One point that made me feel concerned was in “Twelve Moments in the Life of the Artist” where you can see the effect Sedaris’ drug addiction has affected him. “It was gone in ten days, and with it went my ability to do anything but roll on the floor and cry” (55). His grandmother gave him money that he used to purchase what he had hoped would last him a month but he used it all up in ten days. Later he talks about how the high of speed is followed by deep depression.
- “Go Carolina” is the first story of the book. It’s what introduces most to what is David Sedaris. It talks about his background as a child and how he had a lisp growing up. He also talks a lot about homosexuality and later on in the book we find how he he has dated other men so it’s kind of foreshadowing. (3-15)
- “Twelve Moments in the Life of the Artist” is about how Sedaris was an artist trying to become successful. It also talked about his use of crystal methamphetamine. He transferred from different colleges to others and put on art shows that were either successful or not so successful. Later his dealer goes into rehab and he begs her to stay and it all just spirals down really. (39-59)

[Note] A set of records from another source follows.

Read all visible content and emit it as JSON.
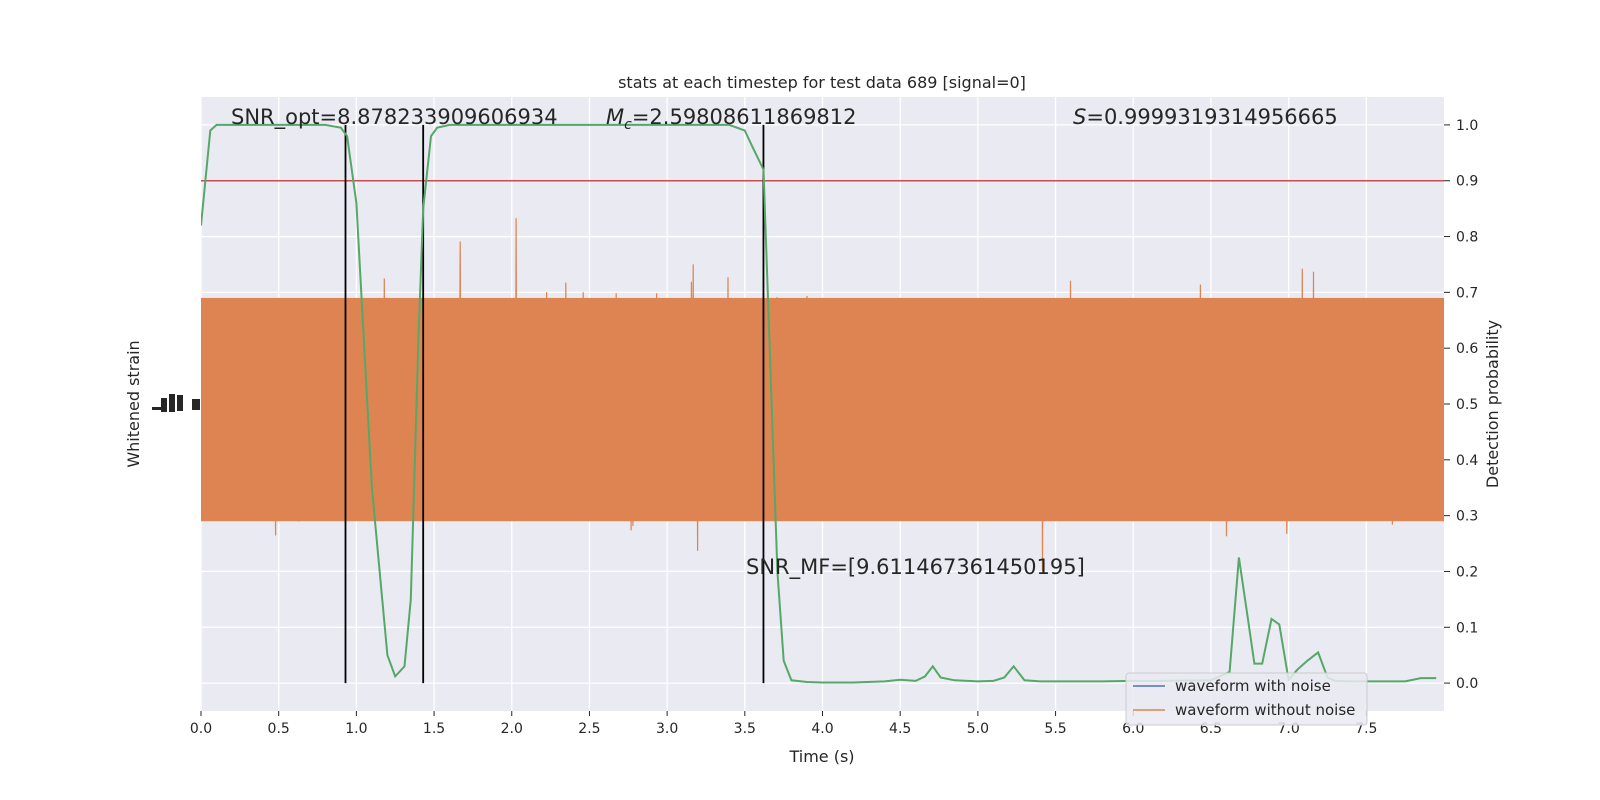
{
  "chart_data": {
    "type": "line",
    "title": "stats at each timestep for test data 689 [signal=0]",
    "xlabel": "Time (s)",
    "ylabel_left": "Whitened strain",
    "ylabel_right": "Detection probability",
    "xlim": [
      0,
      8.0
    ],
    "ylim_right": [
      -0.05,
      1.05
    ],
    "x_ticks": [
      "0.0",
      "0.5",
      "1.0",
      "1.5",
      "2.0",
      "2.5",
      "3.0",
      "3.5",
      "4.0",
      "4.5",
      "5.0",
      "5.5",
      "6.0",
      "6.5",
      "7.0",
      "7.5"
    ],
    "y_ticks_right": [
      "0.0",
      "0.1",
      "0.2",
      "0.3",
      "0.4",
      "0.5",
      "0.6",
      "0.7",
      "0.8",
      "0.9",
      "1.0"
    ],
    "grid": true,
    "legend_position": "lower-right",
    "threshold": 0.9,
    "vertical_lines_x": [
      0.93,
      1.43,
      3.62
    ],
    "annotations": {
      "snr_opt": "SNR_opt=8.878233909606934",
      "mc_symbol": "M",
      "mc_subscript": "c",
      "mc_value": "=2.59808611869812",
      "s_symbol": "S",
      "s_value": "=0.9999319314956665",
      "snr_mf": "SNR_MF=[9.611467361450195]"
    },
    "series": [
      {
        "name": "waveform with noise",
        "color": "#4c72b0",
        "kind": "strain",
        "x_range": [
          0,
          8.0
        ]
      },
      {
        "name": "waveform without noise",
        "color": "#dd8452",
        "kind": "strain",
        "x_range": [
          0,
          8.0
        ]
      },
      {
        "name": "",
        "color": "#55a868",
        "kind": "probability",
        "x": [
          0.0,
          0.06,
          0.1,
          0.2,
          0.3,
          0.4,
          0.5,
          0.6,
          0.7,
          0.8,
          0.9,
          0.94,
          1.0,
          1.1,
          1.2,
          1.25,
          1.31,
          1.35,
          1.4,
          1.43,
          1.48,
          1.52,
          1.6,
          1.8,
          2.0,
          2.2,
          2.4,
          2.6,
          2.8,
          3.0,
          3.2,
          3.4,
          3.5,
          3.55,
          3.62,
          3.66,
          3.71,
          3.75,
          3.8,
          3.9,
          4.0,
          4.2,
          4.4,
          4.5,
          4.6,
          4.66,
          4.71,
          4.76,
          4.85,
          5.0,
          5.1,
          5.17,
          5.23,
          5.3,
          5.4,
          5.6,
          5.8,
          6.0,
          6.2,
          6.5,
          6.62,
          6.68,
          6.73,
          6.78,
          6.83,
          6.89,
          6.94,
          7.0,
          7.06,
          7.12,
          7.19,
          7.25,
          7.3,
          7.4,
          7.6,
          7.75,
          7.85,
          7.95
        ],
        "y": [
          0.82,
          0.99,
          1.0,
          1.0,
          1.0,
          1.0,
          1.0,
          1.0,
          1.0,
          1.0,
          0.995,
          0.98,
          0.86,
          0.35,
          0.05,
          0.012,
          0.03,
          0.15,
          0.62,
          0.85,
          0.98,
          0.995,
          1.0,
          1.0,
          1.0,
          1.0,
          1.0,
          1.0,
          1.0,
          1.0,
          1.0,
          1.0,
          0.99,
          0.96,
          0.92,
          0.6,
          0.2,
          0.04,
          0.005,
          0.002,
          0.001,
          0.001,
          0.003,
          0.006,
          0.004,
          0.012,
          0.03,
          0.01,
          0.005,
          0.003,
          0.004,
          0.01,
          0.03,
          0.005,
          0.003,
          0.003,
          0.003,
          0.004,
          0.004,
          0.005,
          0.02,
          0.225,
          0.13,
          0.035,
          0.035,
          0.115,
          0.105,
          0.006,
          0.025,
          0.04,
          0.055,
          0.01,
          0.004,
          0.003,
          0.003,
          0.003,
          0.009,
          0.009
        ]
      }
    ]
  }
}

- When he was young he grew up in New York but then his family moved to North Carolina where they had another son named Paul. Paul was something else for his high-pitched voice is different from Sedaris’ because Paul was affected by his association with country work crews and his love for hard-core rap. (60-61)
- “See You Again Yesterday” is a story about how Sedaris met his lover Hugh and their first trips together to France. Sedaris goes on about how he doesn’t want to be alone and meets Hugh. They then go to France multiple times and Sedaris doesn’t speak the language, so he has to learn words at a time. Which leads to the title story “Me Talk Pretty One Day”, where he goes back to school to learn French. (153-165)
- “Smart Guy” talks about when Sedaris took an IQ test in Paris and needed someone to compare his results with so he brought Hugh along. The test was in four parts. The tests ranged from spatial relationships to having four pairs of dominoes then having to predict what the fifth pair would be. When he got the results back he was disappointed and thought of himself as nothing but a big fat dummy even going to say that the weight of some cats was more than his IQ. Hugh then comforts him and tells him that he’s good at other things. (239-247)
“I always thought of Mister Mancini as a blowhard, a pocket playboy, but watching him dip his hamburger into a sad puddle of mayonnaise, I broadened my view and came to see him as a wee outsider, a misfit whose take-it-or-leave-it attitude had left him all alone” (27). I find this passage describing Sedaris’ guitar teacher rather interesting because of how Mister Mancini dips “… his hamburger into a sad puddle of mayonnaise” (27). I visualize a small man apathetically plunging his burger into a pile of mayo.